Based on the pathology of the testicle and the findings of the staging imaging and postoperative blood tests, the urologist will recommend either continued (and generally life-long) surveillance with blood tests and imaging or additional therapy with chemotherapy and/or surgery.”
What’s the survival rate for testicular cancer?
“Fortunately, testicular cancer is characterized by very high rates of survival, even with highly advanced forms of disease.
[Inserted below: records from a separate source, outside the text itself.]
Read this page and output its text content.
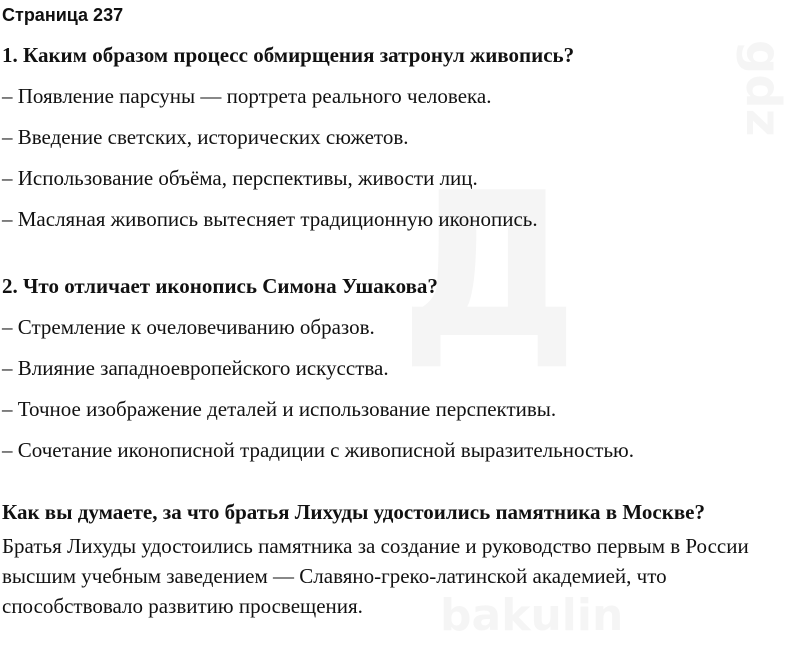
bakulin
gdz
Д
Страница 237
1. Каким образом процесс обмирщения затронул живопись?
– Появление парсуны — портрета реального человека.
– Введение светских, исторических сюжетов.
– Использование объёма, перспективы, живости лиц.
– Масляная живопись вытесняет традиционную иконопись.
2. Что отличает иконопись Симона Ушакова?
– Стремление к очеловечиванию образов.
– Влияние западноевропейского искусства.
– Точное изображение деталей и использование перспективы.
– Сочетание иконописной традиции с живописной выразительностью.
Как вы думаете, за что братья Лихуды удостоились памятника в Москве?

Братья Лихуды удостоились памятника за создание и руководство первым в России высшим учебным заведением — Славяно-греко-латинской академией, что способствовало развитию просвещения.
Although the specific rates of survival vary based on the stage of the disease at time of presentation, the overall estimated 5-year survival rate for testicular cancer patients exceeds 95%. This is due in large part to the majority of individuals presenting with localized disease (e.g. that confined to the testicle) as well as significant advancements in the understanding and multimodal management of testicular cancer.
Individuals with localized disease can expect survival rates on the order of 99%, those with isolated spread to regional lymph nodes have survival rates of 95%, whereas individuals in whom the cancer has spread in a non-regional fashion to visceral sites have survival rates on the order of 80%.
In 2019, despite 9500 cases of testicular cancer diagnosis, it will account for only 400 deaths.”
Testicular Cancer Myths: True or False?
We asked Dr. Shah to help us dispel some of the common myths surrounding testicular cancer. Number two is extremely promising if ever faced with this cancer:
1. Testicular trauma (e.g. getting hit in the testicles) increases future risk for testicular cancer. “False. The only true known risk factors for testicular cancer are race, family, or personal history of testicular cancer (in opposite testicle), history of undescended testicles, and certain genetic syndromes.”
2. Removal of the testicle for testicular cancer will affect your sex life. “This is false. Testosterone production, which influences sex drive, the ability to have an erection, and semen production, are not affected as the contralateral normal testicle can assume the role of both testicles with respect to testosterone production.”
3. Removal of the testicle for testicular cancer will affect fertility. “Again, false. As is the case for testosterone, the opposite testicle can produce adequate amounts of sperm to maintain a male’s fertility. Nevertheless, sperm banking is recommended in the event additional therapies that can affect fertility is necessary for treatment of the testicular cancer. Such therapies include chemotherapy, which can have toxic effects on the sperm, or surgical removal of the abdominal lymph nodes, which can affect the nerves that support semen ejaculation.”